Mullahs undermine Obama’s “framework” PR campaign

(Paul Mirengoff) 

President Obama’s nuclear “deal framework” with Iran received strong initial approval from the mainstream media. The Washington Post news pages, for example, included severalfavorable accounts in the days just after word of the framework came down. 

Critics of the framework were slow off the mark, it seemed to me. Many consider the negotiations, as Obama has pursued them, so self-evidently misguided as to eliminate the need for analyzing in detail that which they produce. 

This may well be true as a matter of logic. However, effective advocacy requires not only focusing on the big picture, but also getting into the weeds.

Fortunately, as Max Boot points out, highly respected analysts (including some Democrats) have spoken out against the deal in recent days. For example, Henry Kissinger and George Schultz made a compelling case against the “framework” in the Wall Street Journal. They argued that the contemplated agreement will be extremely difficult to enforce; that it will be almost impossible to reimpose sanctions if Iran is caught cheating; and that it will increase Iran’s regional power and produce a nuclear arms race in the Middle East.

Kissinger and Schultz cheated. They used lots of “big words and big thoughts.”

But Aaron David Miller, one of Bill Clinton’s chief Middle East negotiators, made it simple enough even for Marie Harf.

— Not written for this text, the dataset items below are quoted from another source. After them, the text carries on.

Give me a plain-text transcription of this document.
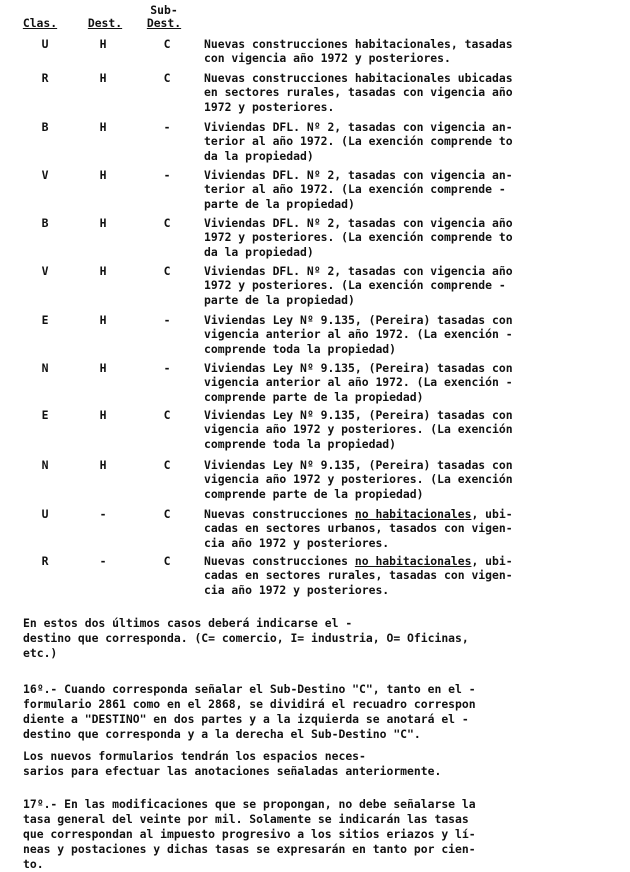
Clas.	Dest.
Sub-
Dest.
U	H	C	Nuevas construcciones habitacionales, tasadas
con vigencia año 1972 y posteriores.
R	H	C	Nuevas construcciones habitacionales ubicadas
en sectores rurales, tasadas con vigencia año
1972 y posteriores.
B	H	-	Viviendas DFL. Nº 2, tasadas con vigencia an-
terior al año 1972. (La exención comprende to
da la propiedad)
V	H	-	Viviendas DFL. Nº 2, tasadas con vigencia an-
terior al año 1972. (La exención comprende -
parte de la propiedad)
B	H	C	Viviendas DFL. Nº 2, tasadas con vigencia año
1972 y posteriores. (La exención comprende to
da la propiedad)
V	H	C	Viviendas DFL. Nº 2, tasadas con vigencia año
1972 y posteriores. (La exención comprende -
parte de la propiedad)
E	H	-	Viviendas Ley Nº 9.135, (Pereira) tasadas con
vigencia anterior al año 1972. (La exención -
comprende toda la propiedad)
N	H	-	Viviendas Ley Nº 9.135, (Pereira) tasadas con
vigencia anterior al año 1972. (La exención -
comprende parte de la propiedad)
E	H	C	Viviendas Ley Nº 9.135, (Pereira) tasadas con
vigencia año 1972 y posteriores. (La exención
comprende toda la propiedad)
N	H	C	Viviendas Ley Nº 9.135, (Pereira) tasadas con
vigencia año 1972 y posteriores. (La exención
comprende parte de la propiedad)
U	-	C	Nuevas construcciones no habitacionales, ubi-
cadas en sectores urbanos, tasados con vigen-
cia año 1972 y posteriores.
R	-	C	Nuevas construcciones no habitacionales, ubi-
cadas en sectores rurales, tasadas con vigen-
cia año 1972 y posteriores.
En estos dos últimos casos deberá indicarse el -
destino que corresponda. (C= comercio, I= industria, O= Oficinas,
etc.)
16º.- Cuando corresponda señalar el Sub-Destino "C", tanto en el -
formulario 2861 como en el 2868, se dividirá el recuadro correspon
diente a "DESTINO" en dos partes y a la izquierda se anotará el -
destino que corresponda y a la derecha el Sub-Destino "C".
Los nuevos formularios tendrán los espacios neces-
sarios para efectuar las anotaciones señaladas anteriormente.
17º.- En las modificaciones que se propongan, no debe señalarse la
tasa general del veinte por mil. Solamente se indicarán las tasas
que correspondan al impuesto progresivo a los sitios eriazos y lí-
neas y postaciones y dichas tasas se expresarán en tanto por cien-
to.
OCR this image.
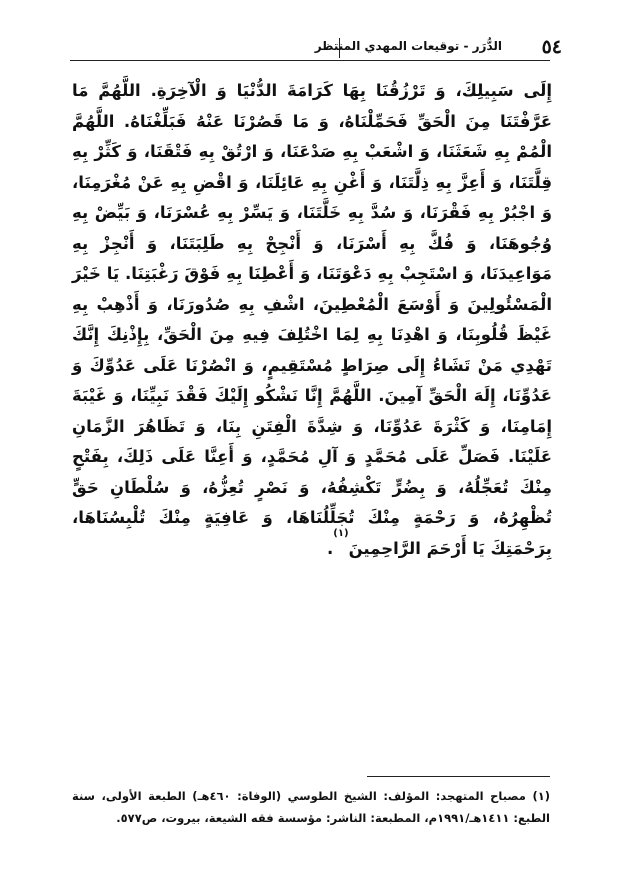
٥٤
الدُّرَر - توقيعات المهدي المنتظر
إِلَى سَبِيلِكَ، وَ تَرْزُقُنَا بِهَا كَرَامَةَ الدُّنْيَا وَ الْآخِرَةِ. اللَّهُمَّ مَا عَرَّفْتَنَا مِنَ الْحَقِّ فَحَمِّلْنَاهُ، وَ مَا قَصُرْنَا عَنْهُ فَبَلِّغْنَاهُ. اللَّهُمَّ الْمُمْ بِهِ شَعَثَنَا، وَ اشْعَبْ بِهِ صَدْعَنَا، وَ ارْتُقْ بِهِ فَتْقَنَا، وَ كَثِّرْ بِهِ قِلَّتَنَا، وَ أَعِزَّ بِهِ ذِلَّتَنَا، وَ أَغْنِ بِهِ عَائِلَنَا، وَ اقْضِ بِهِ عَنْ مُغْرَمِنَا، وَ اجْبُرْ بِهِ فَقْرَنَا، وَ سُدَّ بِهِ خَلَّتَنَا، وَ يَسِّرْ بِهِ عُسْرَنَا، وَ بَيِّضْ بِهِ وُجُوهَنَا، وَ فُكَّ بِهِ أَسْرَنَا، وَ أَنْجِحْ بِهِ طَلِبَتَنَا، وَ أَنْجِزْ بِهِ مَوَاعِيدَنَا، وَ اسْتَجِبْ بِهِ دَعْوَتَنَا، وَ أَعْطِنَا بِهِ فَوْقَ رَغْبَتِنَا. يَا خَيْرَ الْمَسْئُولِينَ وَ أَوْسَعَ الْمُعْطِينَ، اشْفِ بِهِ صُدُورَنَا، وَ أَذْهِبْ بِهِ غَيْظَ قُلُوبِنَا، وَ اهْدِنَا بِهِ لِمَا اخْتُلِفَ فِيهِ مِنَ الْحَقِّ، بِإِذْنِكَ إِنَّكَ تَهْدِي مَنْ تَشَاءُ إِلَى صِرَاطٍ مُسْتَقِيمٍ، وَ انْصُرْنَا عَلَى عَدُوِّكَ وَ عَدُوِّنَا، إِلَهَ الْحَقِّ آمِينَ. اللَّهُمَّ إِنَّا نَشْكُو إِلَيْكَ فَقْدَ نَبِيِّنَا، وَ غَيْبَةَ إِمَامِنَا، وَ كَثْرَةَ عَدُوِّنَا، وَ شِدَّةَ الْفِتَنِ بِنَا، وَ تَظَاهُرَ الزَّمَانِ عَلَيْنَا. فَصَلِّ عَلَى مُحَمَّدٍ وَ آلِ مُحَمَّدٍ، وَ أَعِنَّا عَلَى ذَلِكَ، بِفَتْحٍ مِنْكَ تُعَجِّلُهُ، وَ بِضُرٍّ تَكْشِفُهُ، وَ نَصْرٍ تُعِزُّهُ، وَ سُلْطَانِ حَقٍّ تُظْهِرُهُ، وَ رَحْمَةٍ مِنْكَ تُجَلِّلُنَاهَا، وَ عَافِيَةٍ مِنْكَ تُلْبِسُنَاهَا، بِرَحْمَتِكَ يَا أَرْحَمَ الرَّاحِمِينَ$^{(١)}$.
(١) مصباح المتهجد: المؤلف: الشيخ الطوسي (الوفاة: ٤٦٠هـ) الطبعة الأولى، سنة الطبع: ١٤١١هـ/١٩٩١م، المطبعة: الناشر: مؤسسة فقه الشيعة، بيروت، ص٥٧٧.
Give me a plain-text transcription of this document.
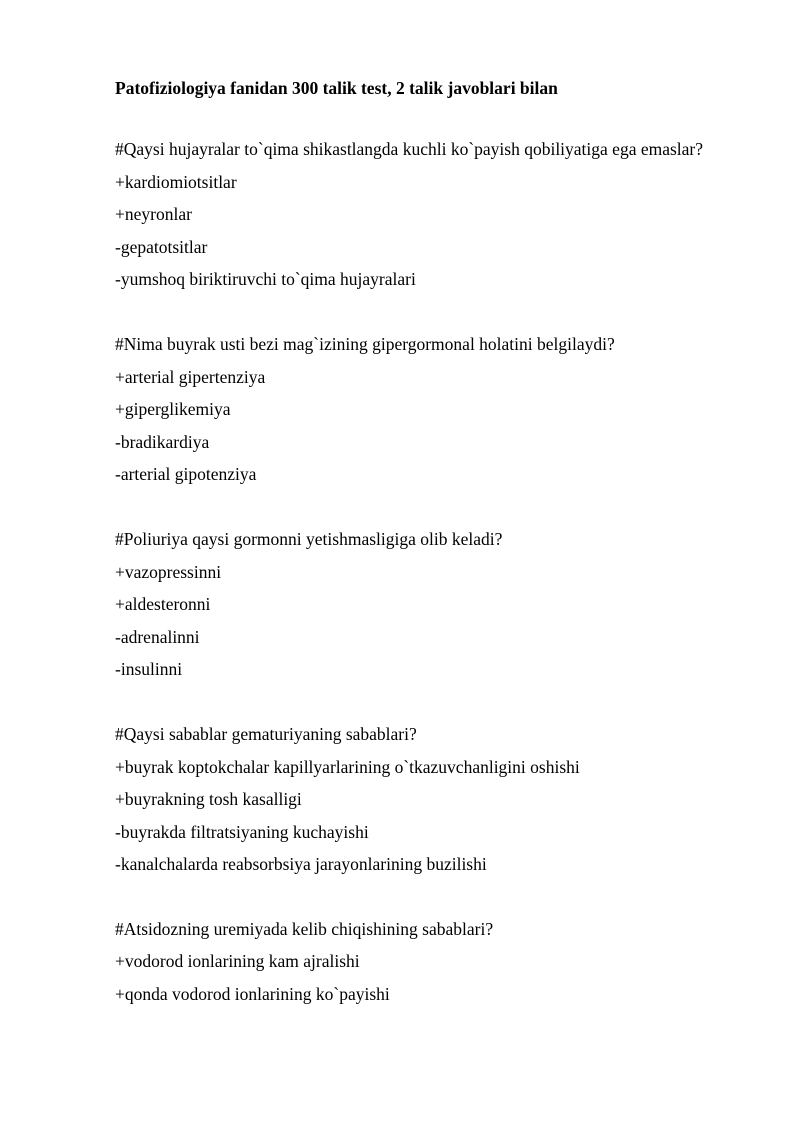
Patofiziologiya fanidan 300 talik test, 2 talik javoblari bilan

#Qaysi hujayralar to`qima shikastlangda kuchli ko`payish qobiliyatiga ega emaslar?

+kardiomiotsitlar

+neyronlar

-gepatotsitlar

-yumshoq biriktiruvchi to`qima hujayralari

#Nima buyrak usti bezi mag`izining gipergormonal holatini belgilaydi?

+arterial gipertenziya

+giperglikemiya

-bradikardiya

-arterial gipotenziya

#Poliuriya qaysi gormonni yetishmasligiga olib keladi?

+vazopressinni

+aldesteronni

-adrenalinni

-insulinni

#Qaysi sabablar gematuriyaning sabablari?

+buyrak koptokchalar kapillyarlarining o`tkazuvchanligini oshishi

+buyrakning tosh kasalligi

-buyrakda filtratsiyaning kuchayishi

-kanalchalarda reabsorbsiya jarayonlarining buzilishi

#Atsidozning uremiyada kelib chiqishining sabablari?

+vodorod ionlarining kam ajralishi

+qonda vodorod ionlarining ko`payishi
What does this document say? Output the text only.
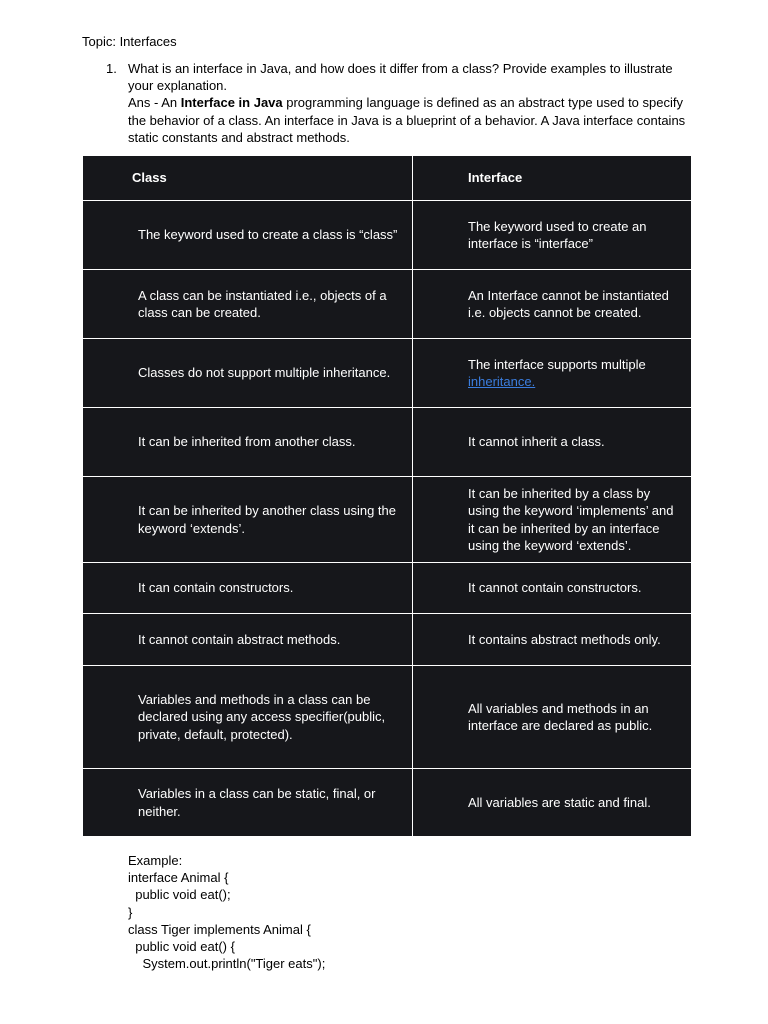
Topic: Interfaces
1. What is an interface in Java, and how does it differ from a class? Provide examples to illustrate your explanation.
Ans - An Interface in Java programming language is defined as an abstract type used to specify the behavior of a class. An interface in Java is a blueprint of a behavior. A Java interface contains static constants and abstract methods.
Class	Interface

The keyword used to create a class is “class”	The keyword used to create an interface is “interface”

A class can be instantiated i.e., objects of a class can be created.	An Interface cannot be instantiated i.e. objects cannot be created.

Classes do not support multiple inheritance.	The interface supports multiple inheritance.

It can be inherited from another class.	It cannot inherit a class.

It can be inherited by another class using the keyword ‘extends’.	It can be inherited by a class by using the keyword ‘implements’ and it can be inherited by an interface using the keyword ‘extends’.

It can contain constructors.	It cannot contain constructors.

It cannot contain abstract methods.	It contains abstract methods only.

Variables and methods in a class can be declared using any access specifier(public, private, default, protected).	All variables and methods in an interface are declared as public.

Variables in a class can be static, final, or neither.	All variables are static and final.
Example:
interface Animal {
public void eat();
}
class Tiger implements Animal {
public void eat() {
System.out.println("Tiger eats");
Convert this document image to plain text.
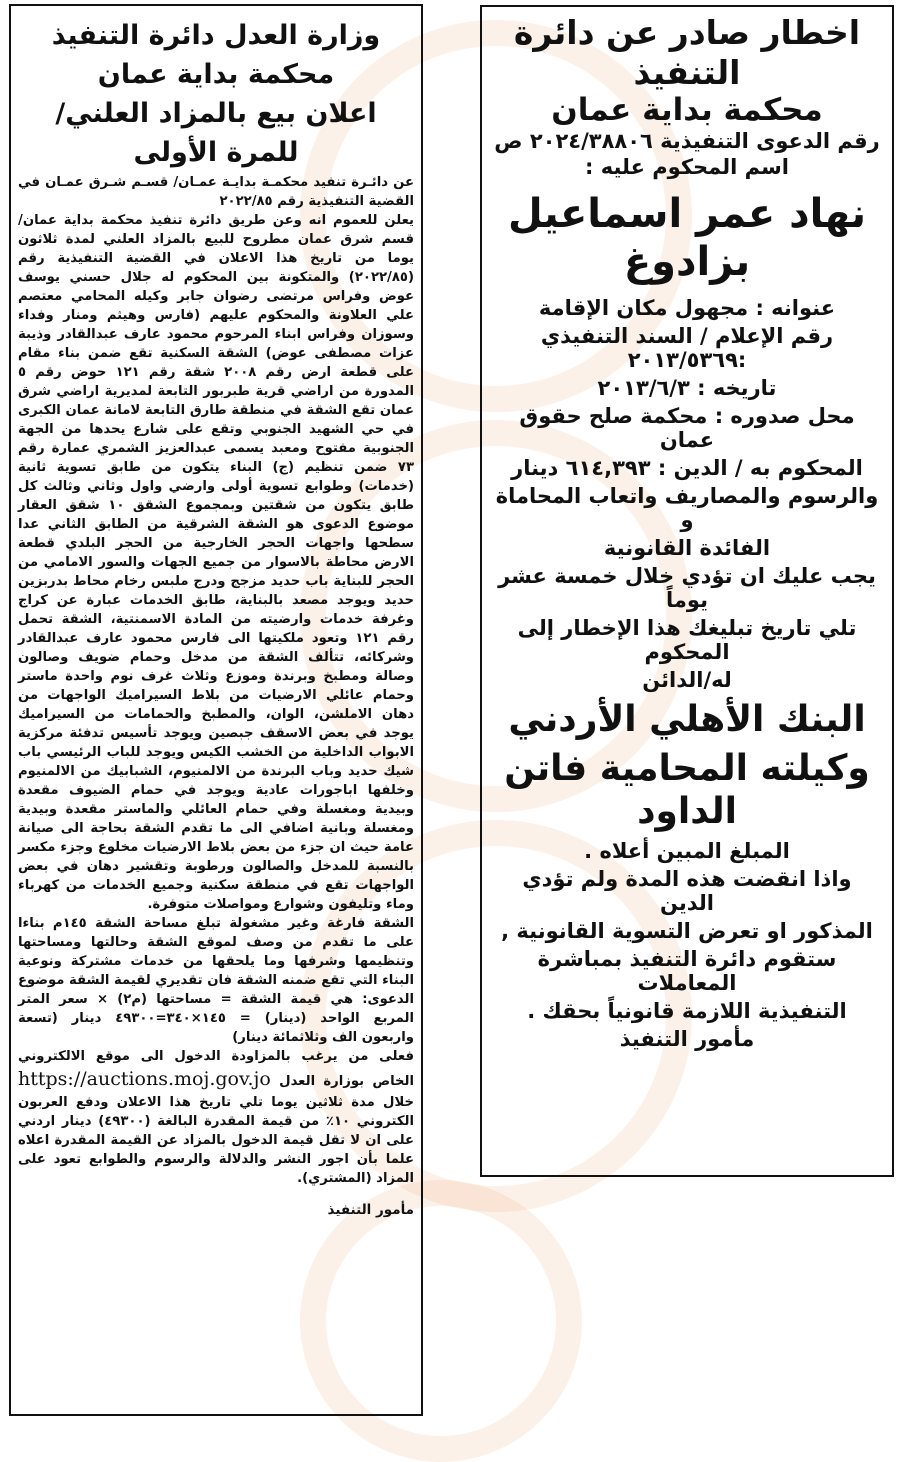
وزارة العدل دائرة التنفيذ

محكمة بداية عمان

اعلان بيع بالمزاد العلني/

للمرة الأولى

عن دائـرة تنفيد محكمـة بدايـة عمـان/ قسـم شـرق عمـان في القضية التنفيذية رقم ٢٠٢٢/٨٥

يعلن للعموم انه وعن طريق دائرة تنفيذ محكمة بداية عمان/ قسم شرق عمان مطروح للبيع بالمزاد العلني لمدة ثلاثون يوما من تاريخ هذا الاعلان في القضية التنفيذية رقم (٢٠٢٢/٨٥) والمتكونة بين المحكوم له جلال حسني يوسف عوض وفراس مرتضى رضوان جابر وكيله المحامي معتصم علي العلاونة والمحكوم عليهم (فارس وهيثم ومنار وفداء وسوزان وفراس ابناء المرحوم محمود عارف عبدالقادر وذيبة عزات مصطفى عوض) الشقة السكنية تقع ضمن بناء مقام على قطعة ارض رقم ٢٠٠٨ شقة رقم ١٢١ حوض رقم ٥ المدورة من اراضي قرية طبربور التابعة لمديرية اراضي شرق عمان تقع الشقة في منطقة طارق التابعة لامانة عمان الكبرى في حي الشهيد الجنوبي وتقع على شارع يحدها من الجهة الجنوبية مفتوح ومعبد يسمى عبدالعزيز الشمري عمارة رقم ٧٣ ضمن تنظيم (ج) البناء يتكون من طابق تسوية ثانية (خدمات) وطوابع تسوية أولى وارضي واول وثاني وثالث كل طابق يتكون من شقتين وبمجموع الشقق ١٠ شقق العقار موضوع الدعوى هو الشقة الشرقية من الطابق الثاني عدا سطحها واجهات الحجر الخارجية من الحجر البلدي قطعة الارض محاطة بالاسوار من جميع الجهات والسور الامامي من الحجر للبناية باب حديد مزجج ودرج ملبس رخام محاط بدربزين حديد ويوجد مصعد بالبناية، طابق الخدمات عبارة عن كراج وغرفة خدمات وارضيته من المادة الاسمنتية، الشقة تحمل رقم ١٢١ وتعود ملكيتها الى فارس محمود عارف عبدالقادر وشركائه، تتألف الشقة من مدخل وحمام ضويف وصالون وصالة ومطبخ وبرندة وموزع وثلاث غرف نوم واحدة ماستر وحمام عائلي الارضيات من بلاط السيراميك الواجهات من دهان الاملشن، الوان، والمطبخ والحمامات من السيراميك يوجد في بعض الاسقف جبصين ويوجد تأسيس تدفئة مركزية الابواب الداخلية من الخشب الكيس ويوجد للباب الرئيسي باب شيك حديد وباب البرندة من الالمنيوم، الشبابيك من الالمنيوم وخلفها اباجورات عادية ويوجد في حمام الضيوف مقعدة وبيدية ومغسلة وفي حمام العائلي والماستر مقعدة وبيدية ومغسلة وبانية اضافي الى ما تقدم الشقة بحاجة الى صيانة عامة حيث ان جزء من بعض بلاط الارضيات مخلوع وجزء مكسر بالنسبة للمدخل والصالون ورطوبة وتقشير دهان في بعض الواجهات تقع في منطقة سكنية وجميع الخدمات من كهرباء وماء وتليفون وشوارع ومواصلات متوفرة.

الشقة فارغة وغير مشغولة تبلغ مساحة الشقة ١٤٥م بناءا على ما تقدم من وصف لموقع الشقة وحالتها ومساحتها وتنظيمها وشرفها وما يلحقها من خدمات مشتركة ونوعية البناء التي تقع ضمنه الشقة فان تقديري لقيمة الشقة موضوع الدعوى: هي قيمة الشقة = مساحتها (م٢) × سعر المتر المربع الواحد (دينار) = ١٤٥×٣٤٠=٤٩٣٠٠ دينار (تسعة واربعون الف وثلاثمائة دينار)

فعلى من يرغب بالمزاودة الدخول الى موقع الالكتروني الخاص بوزارة العدل https://auctions.moj.gov.jo خلال مدة ثلاثين يوما تلي تاريخ هذا الاعلان ودفع العربون الكتروني ١٠٪ من قيمة المقدرة البالغة (٤٩٣٠٠) دينار اردني على ان لا تقل قيمة الدخول بالمزاد عن القيمة المقدرة اعلاه علما بأن اجور النشر والدلالة والرسوم والطوابع تعود على المزاد (المشتري).

مأمور التنفيذ

اخطار صادر عن دائرة التنفيذ

محكمة بداية عمان

رقم الدعوى التنفيذية ٢٠٢٤/٣٨٨٠٦ ص

اسم المحكوم عليه :

نهاد عمر اسماعيل بزادوغ

عنوانه : مجهول مكان الإقامة

رقم الإعلام / السند التنفيذي :٢٠١٣/٥٣٦٩

تاريخه : ٢٠١٣/٦/٣

محل صدوره : محكمة صلح حقوق عمان

المحكوم به / الدين : ٦١٤,٣٩٣ دينار

والرسوم والمصاريف واتعاب المحاماة و

الفائدة القانونية

يجب عليك ان تؤدي خلال خمسة عشر يوماً

تلي تاريخ تبليغك هذا الإخطار إلى المحكوم

له/الدائن

البنك الأهلي الأردني

وكيلته المحامية فاتن الداود

المبلغ المبين أعلاه .

واذا انقضت هذه المدة ولم تؤدي الدين

المذكور او تعرض التسوية القانونية ,

ستقوم دائرة التنفيذ بمباشرة المعاملات

التنفيذية اللازمة قانونياً بحقك .

مأمور التنفيذ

He said: “What we know now suggests that the mullahs got the better end of the deal.”

Similarly, William Golston, a former Clinton aide, argued that the “deal” should be significantly strengthened. He went so far as to suggest that Israel has valid concerns and that Obama should relax his opposition to meaningful congressional involvement in vetting a final agreement.

But the biggest blow to Obama’s PR campaign has come not from respected domestic critics, but from the Iranian regime. It has disputed Team Obama’s description of what the framework entails. It has insisted that sanctions must be lifted immediately rather than as Iran begins to comply. And it has insisted that Iranian military facilities will be off-limits to inspectors.

Thus the mullahs have, as Obama would put it, strengthened the hardliners — in this case, American critics of the “framework” who were back on their heels when it was announced. It strikes me that they have greater belief in Obama’s ability to foil his domestic critics than in his willingness to drive a hard bargain with Iran.